- Poster
- Directed by: Kim Bong-Han
- Screenplay by: Kim Bong-Han
- Produced by: Shin Min-Chul Jang Sung-Won
- Starring: Kwak Do-won Kim Dae-myung Kim Sang-ho Kim Hee-won
- Production companies: Changchun Film Co., Ltd.
- Distributed by: Showbox
- Release date: 29 September 2020;
- Running time: 106 minutes
- Country: South Korea
- Language: Korean

= The Golden Holiday =

2020 South Korean action comedy film

The Golden Holiday is a 2020 South Korean action comedy film written and directed by Kim Bong-Han, starring Kwak Do-won, Kim Dae-myung, Kim Sang-ho and Kim Hee-won. The film follows a detective who takes his family on a trip to Philippines and becomes a murder suspect, only to become further entangled with a criminal organization as he starts investigating the case with the help of a tourist guide, in order to clear his name. The film co-stars Shin Seung-hwan, Shin Dong-mi and Lee Han-seo. Actors Son Hyun-joo and Jo Jae-yoon make cameo appearances. It is director Kim's third film after The Hero (2013) and Ordinary Person (2017). Filipino actor Mon Confiado makes his South Korean film debut with the film shot mostly in Philippines.

The film was originally scheduled for release on August 19, 2020, but was indefinitely delayed due to resurgence in the COVID-19 cases. It was released theatrically on 29 September 2020.

==Synopsis==
Hong Byeong-soo, a Daecheon detective, takes his family to the Philippines on his 10th anniversary, with the hidden intention of tracking down his old friend Yong-bae who scammed him and got away with it a few years ago. In Manila, Byeong-soo finds himself framed for a murder and sets out to prove his innocence by investigating his own case with the help of Man-Cheol, a tourist guide. With their investigation not going well, Byeong-soo then discovers Yong-bae in prison and learns about a case surrounding "Yamashita's Gold". As Yong-bae offers him a good share of gold, Byeong-soo becomes embroiled in the case.

==Cast==
- Kwak Do-won as Hong Byeong-soo
  - Yu Jin-Woo as young Hong Byeong-soo
- Kim Dae-myung as Hwang Man-cheol
  - Lee Chan-yoo as young Hwang Man-cheol
- Kim Sang-ho as Kim Yong-bae
  - Kang Chae-min as young Kim Yong-bae
- Kim Hee-won as Patrick
- Shin Seung-hwan as Park Chun-shik
- Shin Dong-mi as Mi-yeon
- Lee Han-seo as Ji-yoon
- Son Hyun-joo as Detective Kang
- Jo Jae-yoon as Detective Ahn
- Lee Bong-ryun as Bank employee
- Mon Confiado as PLT. Shawn Martinez, Philippine National Police officer.
- Cindy Miranda as Linda
- Loren Burgos as Stella
- Christian Villete as Tambay #1
- Fredie Abao as Tambay #2
- Neil Ryan Sese as Boss

== Production and Opening ==
The movie was filmed in a location in the Philippines in 2018, and many local residents participated. At that time, the title was 'Package'. More than 80% of the movie was filmed in the Philippines. During filming, the crew encountered typhoons and heatwaves, and had difficulties in recruiting locations and supplying personnel.

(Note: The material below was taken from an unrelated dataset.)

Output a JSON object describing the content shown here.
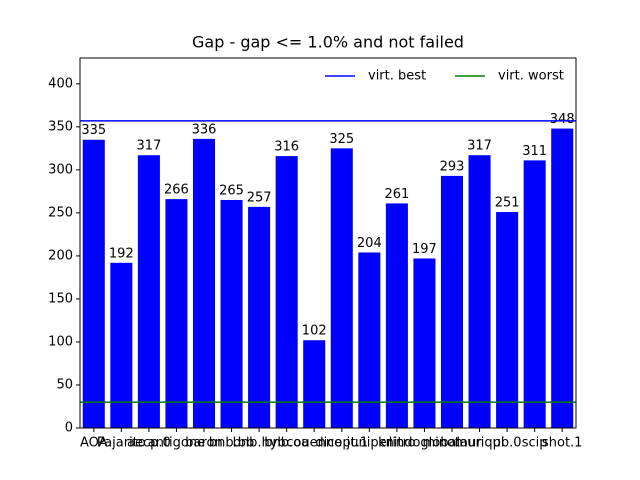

Director Kim Bong-han said that he was inspired by the movie "The Hangover" and thinks it's more of a 'children's commotion' than a noir crime drama. It is said that the main subject of the film, 'Yamashita Gold', was actually read from a book and conceived of the story of the gold left by the former Japanese military in the Philippine sea.

The movie was scheduled to be released in the first half of 2020, but due to the COVID-19 pandemic, it was first postponed to August, and then again to September, the Chuseok holiday. In the process, the editing was revised to focus on the events rather than the emotions of the characters to be suitable for a family movie.